Y es que el ajuste en el equipo ministerial realizado por la Mandataria de verdad dio luces claras de que por fin se podría estar dando un giro al rumbo político del país, incluso a pesar de que a algunos nuevos ministros se le achacaran declaraciones torpes o vínculos con procesos confusos. Muchos hablaron de apuesta por la moderación, regreso al centro y apertura al diálogo.

Todo aquello quedó bastante opacado con la comparecencia dada ayer por la Presidenta ante el país. Si bien el ajuste ministerial fue una muestra clara del fin de un ciclo, la cuenta pública estuvo lejos de ser el inicio de una nueva etapa, sino más bien no deja de ser la confirmación de que quien encabeza el país parece sumida en un estado de shock que de verdad es preocupante.

Bachelet invitó al comienzo de su discurso a mirar con perspectiva y apuntar hacia el futuro, pero luego se revolcó en el fango del un año que ni la exposición más brillante, la imagen más alegre, ni el generador de caracteres más colorido puede empaquetar de manera atractiva hacia la ciudadanía.

En cambio, la Presidenta perdió la oportunidad de hacer leyenda, siendo explícita ella misma en decir que estamos viviendo un “momento histórico” y un “proceso transformador”. Dilapidó además la instancia anual para anunciar con claridad, sin más conceptos empalagosos, su proyecto constitucional, el que sí que podría hacerla recuperar terreno y quedar en la historia.

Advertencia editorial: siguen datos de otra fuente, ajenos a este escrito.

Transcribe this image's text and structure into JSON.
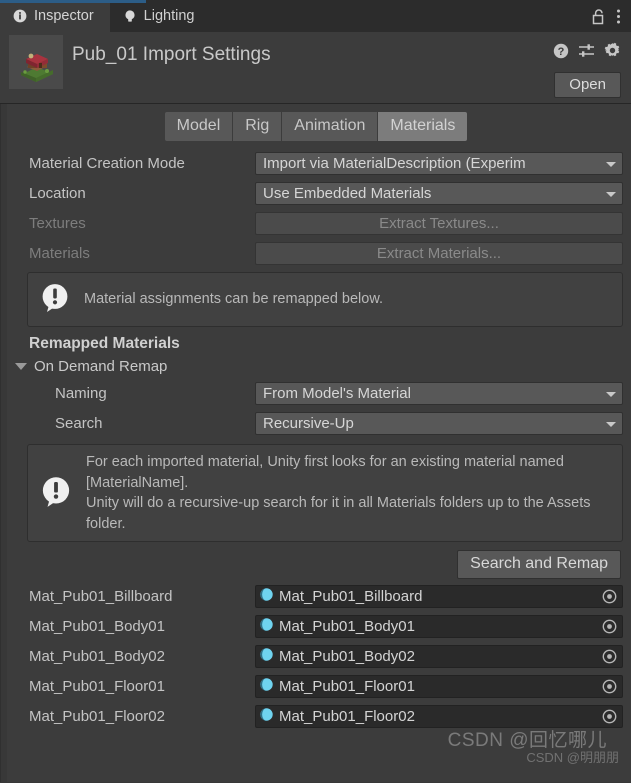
{
  "window": {
    "tabs": [
      {
        "label": "Inspector",
        "icon": "info-circle-icon",
        "active": true
      },
      {
        "label": "Lighting",
        "icon": "lightbulb-icon",
        "active": false
      }
    ],
    "lock_icon": "padlock-unlocked-icon",
    "menu_icon": "kebab-menu-icon",
    "accent_color": "#2c5d87"
  },
  "header": {
    "title": "Pub_01 Import Settings",
    "thumbnail": "model-thumbnail",
    "help_icon": "help-question-icon",
    "preset_icon": "preset-sliders-icon",
    "settings_icon": "gear-icon",
    "open_label": "Open"
  },
  "importer_tabs": [
    {
      "label": "Model",
      "selected": false
    },
    {
      "label": "Rig",
      "selected": false
    },
    {
      "label": "Animation",
      "selected": false
    },
    {
      "label": "Materials",
      "selected": true
    }
  ],
  "settings": {
    "material_creation_mode": {
      "label": "Material Creation Mode",
      "value": "Import via MaterialDescription (Experim",
      "full_value": "Import via MaterialDescription (Experimental)"
    },
    "location": {
      "label": "Location",
      "value": "Use Embedded Materials"
    },
    "textures": {
      "label": "Textures",
      "button": "Extract Textures...",
      "disabled": true
    },
    "materials": {
      "label": "Materials",
      "button": "Extract Materials...",
      "disabled": true
    }
  },
  "info_box": {
    "icon": "info-bubble-icon",
    "text": "Material assignments can be remapped below."
  },
  "remapped": {
    "section_title": "Remapped Materials",
    "foldout_label": "On Demand Remap",
    "foldout_expanded": true,
    "naming": {
      "label": "Naming",
      "value": "From Model's Material"
    },
    "search": {
      "label": "Search",
      "value": "Recursive-Up"
    },
    "help_box": {
      "icon": "info-bubble-icon",
      "text": "For each imported material, Unity first looks for an existing material named [MaterialName].\nUnity will do a recursive-up search for it in all Materials folders up to the Assets folder."
    },
    "search_remap_button": "Search and Remap"
  },
  "material_rows": [
    {
      "name": "Mat_Pub01_Billboard",
      "assigned": "Mat_Pub01_Billboard",
      "icon": "material-sphere-icon",
      "picker": "object-picker-icon"
    },
    {
      "name": "Mat_Pub01_Body01",
      "assigned": "Mat_Pub01_Body01",
      "icon": "material-sphere-icon",
      "picker": "object-picker-icon"
    },
    {
      "name": "Mat_Pub01_Body02",
      "assigned": "Mat_Pub01_Body02",
      "icon": "material-sphere-icon",
      "picker": "object-picker-icon"
    },
    {
      "name": "Mat_Pub01_Floor01",
      "assigned": "Mat_Pub01_Floor01",
      "icon": "material-sphere-icon",
      "picker": "object-picker-icon"
    },
    {
      "name": "Mat_Pub01_Floor02",
      "assigned": "Mat_Pub01_Floor02",
      "icon": "material-sphere-icon",
      "picker": "object-picker-icon"
    }
  ],
  "watermark": {
    "line1": "CSDN @回忆哪儿",
    "line2": "CSDN @明朋朋"
  }
}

También desaprovechó la ocasión para pedir perdón por cualquier grado de responsabilidad que ella tenga –que por cierto sí que lo tiene– en la destrucción de la confianza pública que ella misma llama a reconstruir. Ella insiste en que “hemos reconocido nuestros fallos”, cuando en realidad eso está lejos de ser cierto, partiendo por ella misma.

La Presidenta prefirió en cambio la peor de las estrategias: centrarse en defender durante buena parte del discurso los supuestos logros en un año en el que las encuestas, los indicadores y la propia calle alrededor del Congreso han dicho todo lo contrario.

Algo le pasa a la Presidenta, incluso en el modo en el que transmite el mensaje. La de ayer estuvo lejos de ser esa mujer que, gustase o no, se salía permanentemente de protocolo, improvisaba y lanzaba bromas acertadas. Quizás el país no esté para aventurarse a algo así, de acuerdo, pero de seguro Chile no está tampoco para discursos descoloridos y que dejan aún más incertidumbres.

 

Alberto López-Hermida, Doctor en Comunicación Pública y Académico Universidad de los Andes.